China's key stock index ended up 1.2 percent at a one-month closing high on Monday, after breaching major resistance at 3,000 points, as funds unfrozen for Metallurgical Corp of China's IPO flowed back into the market. Shares of tyremakers fell while those of poultry producers jumped following a trade spat between China and the United States.
The Shanghai Composite Index closed at 3,026.741 points after crossing key resistance at 3,000 points for the first time since August 24. The index gained 2.22 percent on Friday, buoyed by strong August data that signalled China's recovery was well on track.
Gaining Shanghai A shares far outnumbered losers by 827 to 48, while turnover rose to 157 billion yuan ($23 billion) from a thin 138 billion yuan on Friday. Chinese tyremakers, led by major producer Double Coin, plunged on Monday after a weekend US decision to levy an extra duty on Chinese-made tyres, sparking a new trade dispute between the two global economic giants. China's Commerce Ministry said on Sunday that it had launched an anti-dumping investigation into imports of US chicken products and vehicles in an apparent retaliation.
Double Coin plunged by its daily 10 percent limit to 19.01 yuan, while Guzhou Tyre dropped 6.7 percent to 14.95 yuan. Both Shandong Minhe Animal Husbandry and Hunan New Wellfull, a pork producer, soared by their 10 percent daily limits. "Investors are worried that protectionism might hurt already soft Chinese trade, with the index only managing a small rebound, partly helped by funds unfrozen from MCC's IPO," said Wen Lijun, analyst at Nanjing Securities.
Rising tensions between China and the United States could further hurt sluggish Chinese exports. China said on Friday that August exports fell about 23 percent from a year earlier, while imports were down about 17 percent, both lagging forecasts. But analysts remained optimistic about the outlook despite expectations the index would likely consolidate around 3,000 points in the near term as concerns over upcoming share supply from newly listed issues could drain money from the main board.

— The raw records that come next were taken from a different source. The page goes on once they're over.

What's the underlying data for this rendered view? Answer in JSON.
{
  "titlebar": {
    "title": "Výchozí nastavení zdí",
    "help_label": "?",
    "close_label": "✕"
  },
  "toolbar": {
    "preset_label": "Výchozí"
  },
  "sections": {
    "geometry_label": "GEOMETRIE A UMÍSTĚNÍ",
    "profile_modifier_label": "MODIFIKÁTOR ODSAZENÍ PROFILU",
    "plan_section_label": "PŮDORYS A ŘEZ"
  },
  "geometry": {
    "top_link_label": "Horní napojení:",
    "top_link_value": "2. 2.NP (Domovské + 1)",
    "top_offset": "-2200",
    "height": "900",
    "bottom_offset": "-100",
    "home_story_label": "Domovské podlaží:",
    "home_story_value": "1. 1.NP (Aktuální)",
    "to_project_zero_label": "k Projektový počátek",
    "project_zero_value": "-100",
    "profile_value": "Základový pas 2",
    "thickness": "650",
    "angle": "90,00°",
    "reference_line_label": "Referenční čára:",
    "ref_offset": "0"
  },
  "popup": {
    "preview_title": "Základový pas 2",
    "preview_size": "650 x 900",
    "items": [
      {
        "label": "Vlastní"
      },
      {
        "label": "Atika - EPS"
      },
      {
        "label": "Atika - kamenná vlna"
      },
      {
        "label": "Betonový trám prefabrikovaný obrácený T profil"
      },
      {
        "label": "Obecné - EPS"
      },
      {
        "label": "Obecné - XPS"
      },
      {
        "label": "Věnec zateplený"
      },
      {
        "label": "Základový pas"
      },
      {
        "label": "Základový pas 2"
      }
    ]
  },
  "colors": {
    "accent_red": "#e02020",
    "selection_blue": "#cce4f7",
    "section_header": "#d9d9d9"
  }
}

China's securities regulator will begin auditing applications this week from seven companies that want to list on its much-anticipated second board, state media reported on Monday. "The 3,000-point level is important technically and psychologically, but investor confidence is recovering while the market does not lack money," said Zhou Lin, senior analyst at Huatai Securities in Nanjing.
"It is very likely for the index to stand above that level in coming days with turnover catching up." An ING investment director told Reuters late on Friday that Chinese stocks should continue to perform strongly and would likely outperform the US blue chip stock market in the medium term.
"At this moment, we believe China's A-shares, coming down roughly 25 percent from their peak but still up 40 percent year to date, have upward potential for the rest of the year. This applies to Hong Kong's H-shares as well," said Roy Scheepe, director of business development, Asia-Pacific, at ING Investment Management.